Le concept d’assurance qualité dans le laboratoire médical inclut la participation à des contrôles de qualité externes. Ceux-ci sont obligatoires en Suisse depuis 2006 pour les analyses du domaine de l’allergologie. La Société suisse d’immunologie et d’allergologie et les centres de contrôle de qualité reconnus en Suisse ont mis en œuvre un programme pour les IgE totales, les IgE spécifiques d’épithélium de chat, de pollen de bouleau et d’arachide, ainsi que pour les IgE multispécifiques et ont défini les critères de tolérance. L’analyse des résultats obtenus auprès du Centre suisse de contrôle de qualité de 2006 à 2008 montre que les résultats sont très satisfaisants, quelles que soient les méthodes utilisées et que la grande majorité des participants obtiennent le certificat de conformité QUALAB pour les paramètres obligatoires.
Dans le laboratoire médical, l’évaluation de la «qualité» est nécessaire pour établir sa compétence à fournir des résultats précis et fiables.1,2 Cette évaluation inclut des contrôles de qualité internes qui mesurent la reproductibilité des résultats aux cours des différentes séries et permet d’évaluer leurs précisions, ainsi que des contrôles externes qui évaluent par un essai d’aptitude l’exactitude de ces résultats. D’abord développée en chimie clinique, cette surveillance de la qualité a été progressivement appliquée à tous les domaines du laboratoire.3,4
En Suisse, dans le domaine spécifique du laboratoire d’allergologie et d’immunologie clinique, les contrôles de qualité externes (CQE) ont été mis en route en 2003 et rendus obligatoires dès 2006 pour tous les prestataires qui réalisent la détection des IgE totales et des IgE spécifiques dans le contexte des prestations à charge des caisses-maladie. Les critères de participation et de réussite à des essais d’aptitude ont été élaborés selon le concept établi par la Commission suisse pour l’assurance de qualité dans le laboratoire médical (QUALAB).5 Ces CQE peuvent être effectués dans deux centres en Suisse, le Centre suisse de contrôle de qualité (CSCQ)6 à Genève et le «Verein für medizinische Qualitätskontrolle» (MQ) à Zurich. Ils doivent être réalisés auprès d’un organisme indépendant des fournisseurs de réactifs, c’est pourquoi le «Quality Club» de Phadia ne peut être reconnu bien qu’il concerne davantage de paramètres et offre aux utilisateurs de cette méthode des informations intéressantes.
Comme ces contrôles concernent aussi les laboratoires des praticiens allergologues et pédiatres, il nous a semblé intéressant de rapporter les résultats obtenus auprès du CSCQ auquel sont inscrits la majorité des laboratoires de Suisse.
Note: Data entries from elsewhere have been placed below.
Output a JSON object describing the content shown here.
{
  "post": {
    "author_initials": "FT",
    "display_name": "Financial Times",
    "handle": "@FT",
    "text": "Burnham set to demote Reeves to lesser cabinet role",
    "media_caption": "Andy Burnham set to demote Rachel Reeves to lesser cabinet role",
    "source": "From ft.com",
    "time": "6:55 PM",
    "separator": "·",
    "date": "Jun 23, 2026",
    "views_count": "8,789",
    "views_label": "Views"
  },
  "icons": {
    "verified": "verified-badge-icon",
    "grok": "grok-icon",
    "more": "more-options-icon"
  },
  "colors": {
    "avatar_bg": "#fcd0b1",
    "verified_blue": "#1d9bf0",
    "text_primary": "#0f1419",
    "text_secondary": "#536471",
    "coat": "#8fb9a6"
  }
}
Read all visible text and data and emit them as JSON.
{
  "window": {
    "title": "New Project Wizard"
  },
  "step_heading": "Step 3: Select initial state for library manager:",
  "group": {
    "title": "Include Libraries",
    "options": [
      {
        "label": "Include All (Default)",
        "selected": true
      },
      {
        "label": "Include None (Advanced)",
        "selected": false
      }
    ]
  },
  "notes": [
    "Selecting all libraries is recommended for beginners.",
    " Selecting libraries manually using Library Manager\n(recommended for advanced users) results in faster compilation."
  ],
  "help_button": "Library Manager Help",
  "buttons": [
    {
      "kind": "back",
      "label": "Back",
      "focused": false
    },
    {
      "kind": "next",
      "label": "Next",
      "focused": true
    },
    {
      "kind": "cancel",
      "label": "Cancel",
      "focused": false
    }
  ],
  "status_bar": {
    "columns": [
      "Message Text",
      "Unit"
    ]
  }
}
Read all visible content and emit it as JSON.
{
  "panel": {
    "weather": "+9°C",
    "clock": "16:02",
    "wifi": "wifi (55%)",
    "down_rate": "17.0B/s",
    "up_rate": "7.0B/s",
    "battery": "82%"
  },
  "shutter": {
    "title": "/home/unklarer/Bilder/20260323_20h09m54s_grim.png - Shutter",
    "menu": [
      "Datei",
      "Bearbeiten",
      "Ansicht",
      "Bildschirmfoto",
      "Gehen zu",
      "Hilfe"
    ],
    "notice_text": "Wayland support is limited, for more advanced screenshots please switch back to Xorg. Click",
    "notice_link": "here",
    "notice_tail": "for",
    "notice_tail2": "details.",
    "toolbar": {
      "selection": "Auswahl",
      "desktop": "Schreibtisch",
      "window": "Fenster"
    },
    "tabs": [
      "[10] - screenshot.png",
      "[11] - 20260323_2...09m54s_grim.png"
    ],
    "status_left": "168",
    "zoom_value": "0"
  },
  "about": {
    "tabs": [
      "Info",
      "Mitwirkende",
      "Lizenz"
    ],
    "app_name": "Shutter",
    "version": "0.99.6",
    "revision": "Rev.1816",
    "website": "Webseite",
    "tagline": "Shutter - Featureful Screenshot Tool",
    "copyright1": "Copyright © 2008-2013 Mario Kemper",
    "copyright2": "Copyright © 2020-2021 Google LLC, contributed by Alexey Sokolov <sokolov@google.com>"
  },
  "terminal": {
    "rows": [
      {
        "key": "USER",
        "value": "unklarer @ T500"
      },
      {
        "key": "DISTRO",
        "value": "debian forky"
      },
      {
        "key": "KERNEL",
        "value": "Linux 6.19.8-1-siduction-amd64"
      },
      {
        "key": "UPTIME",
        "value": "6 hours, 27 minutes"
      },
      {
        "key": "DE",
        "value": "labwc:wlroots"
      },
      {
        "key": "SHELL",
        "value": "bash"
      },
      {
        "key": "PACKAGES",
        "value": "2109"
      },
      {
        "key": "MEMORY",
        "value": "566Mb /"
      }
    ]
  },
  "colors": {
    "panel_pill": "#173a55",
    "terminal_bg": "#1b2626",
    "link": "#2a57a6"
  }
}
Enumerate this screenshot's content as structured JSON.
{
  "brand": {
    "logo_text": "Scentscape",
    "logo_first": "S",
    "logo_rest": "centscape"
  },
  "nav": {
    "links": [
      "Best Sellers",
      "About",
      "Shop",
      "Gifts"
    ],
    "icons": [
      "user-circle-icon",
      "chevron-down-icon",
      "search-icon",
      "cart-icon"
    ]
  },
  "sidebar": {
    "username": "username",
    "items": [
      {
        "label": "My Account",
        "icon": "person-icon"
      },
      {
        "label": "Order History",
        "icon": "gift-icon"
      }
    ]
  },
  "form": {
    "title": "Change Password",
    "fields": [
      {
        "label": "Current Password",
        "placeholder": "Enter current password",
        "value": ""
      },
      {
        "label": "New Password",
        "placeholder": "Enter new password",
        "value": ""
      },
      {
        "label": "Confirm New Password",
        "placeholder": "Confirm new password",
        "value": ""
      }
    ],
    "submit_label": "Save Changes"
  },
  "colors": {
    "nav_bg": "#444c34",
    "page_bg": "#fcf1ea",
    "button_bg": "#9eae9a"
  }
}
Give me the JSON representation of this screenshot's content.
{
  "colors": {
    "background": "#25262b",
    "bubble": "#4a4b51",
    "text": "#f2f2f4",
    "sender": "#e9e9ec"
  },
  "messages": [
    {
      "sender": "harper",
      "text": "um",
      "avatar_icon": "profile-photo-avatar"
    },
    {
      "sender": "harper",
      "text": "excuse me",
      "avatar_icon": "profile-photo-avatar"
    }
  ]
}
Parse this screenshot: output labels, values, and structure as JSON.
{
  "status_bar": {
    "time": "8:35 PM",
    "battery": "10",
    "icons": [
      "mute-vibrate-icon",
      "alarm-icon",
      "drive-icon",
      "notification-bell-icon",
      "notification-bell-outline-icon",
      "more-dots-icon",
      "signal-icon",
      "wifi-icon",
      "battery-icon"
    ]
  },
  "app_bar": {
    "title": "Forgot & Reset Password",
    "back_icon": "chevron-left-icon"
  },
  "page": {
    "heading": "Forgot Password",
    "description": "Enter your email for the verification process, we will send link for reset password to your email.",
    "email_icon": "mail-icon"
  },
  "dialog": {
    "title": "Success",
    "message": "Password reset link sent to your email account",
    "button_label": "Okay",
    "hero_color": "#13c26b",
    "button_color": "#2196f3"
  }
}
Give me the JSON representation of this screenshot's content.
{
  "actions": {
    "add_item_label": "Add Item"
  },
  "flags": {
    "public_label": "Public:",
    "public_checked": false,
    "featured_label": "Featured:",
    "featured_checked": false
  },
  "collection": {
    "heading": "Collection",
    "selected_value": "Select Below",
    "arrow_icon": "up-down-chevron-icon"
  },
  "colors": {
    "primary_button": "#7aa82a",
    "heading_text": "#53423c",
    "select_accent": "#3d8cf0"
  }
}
Nous décrivons ici une analyse globale des résultats par méthode pour les IgE totales et les IgE spécifiques.
Le programme des «IgE totales et IgE spécifiques d’allergènes» comporte quatre enquêtes par année. Une enquête consiste en la distribution d’un échantillon dans lequel il est demandé de déterminer :
la quantité d’IgE totales, exprimée en kU/l ;
la quantité d’IgE spécifiques pour chacun des trois allergènes choisis, exprimée en kU/l et / ou en classes (tableau 1) ;
la présence ou l’absence d’IgE multispécifiques témoignant d’une sensibilisation in vitro à des allergènes respiratoires (atopie).
Une des difficultés propres à l’organisation des contrôles de qualité dans le domaine des allergies, particulièrement pour les IgE spécifiques, provient de la grande diversité des méthodes de détection et de la multiplicité des allergènes détectables. D’un commun accord entre les représentants de la Société suisse d’immunologie et d’allergologie (SSAI) et les centres de contrôle de qualité, le choix s’est porté sur l’évaluation de quelques allergènes représentatifs d’une pathologie en comparant l’ensemble des méthodes sur une même échelle. Le pollen de bouleau a été choisi comme représentatif pour les allergies saisonnières. L’épithélium de chat est représentatif d’une allergie perannuelle fréquente en Suisse. La sensibilisation à l’arachide est l’une des allergies alimentaires les plus fréquentes, confirmée in vitro par la présence des IgE spécifiques.
Afin de pouvoir établir une comparaison entre toutes les méthodes utilisées, tant quantitatives que qualitatives, une échelle de correspondance se référant aux quatre premières classes de RAST est utilisée (tableau 1).
Pour chaque paramètre dosé, la valeur cible est définie comme la médiane des résultats obtenus par les participants pour les valeurs quantitatives (IgE totales) ou comme la classe obtenue par la majorité des participants pour les valeurs semi-quantitatives (IgE spécifiques) et qualitative (IgE multispécifiques).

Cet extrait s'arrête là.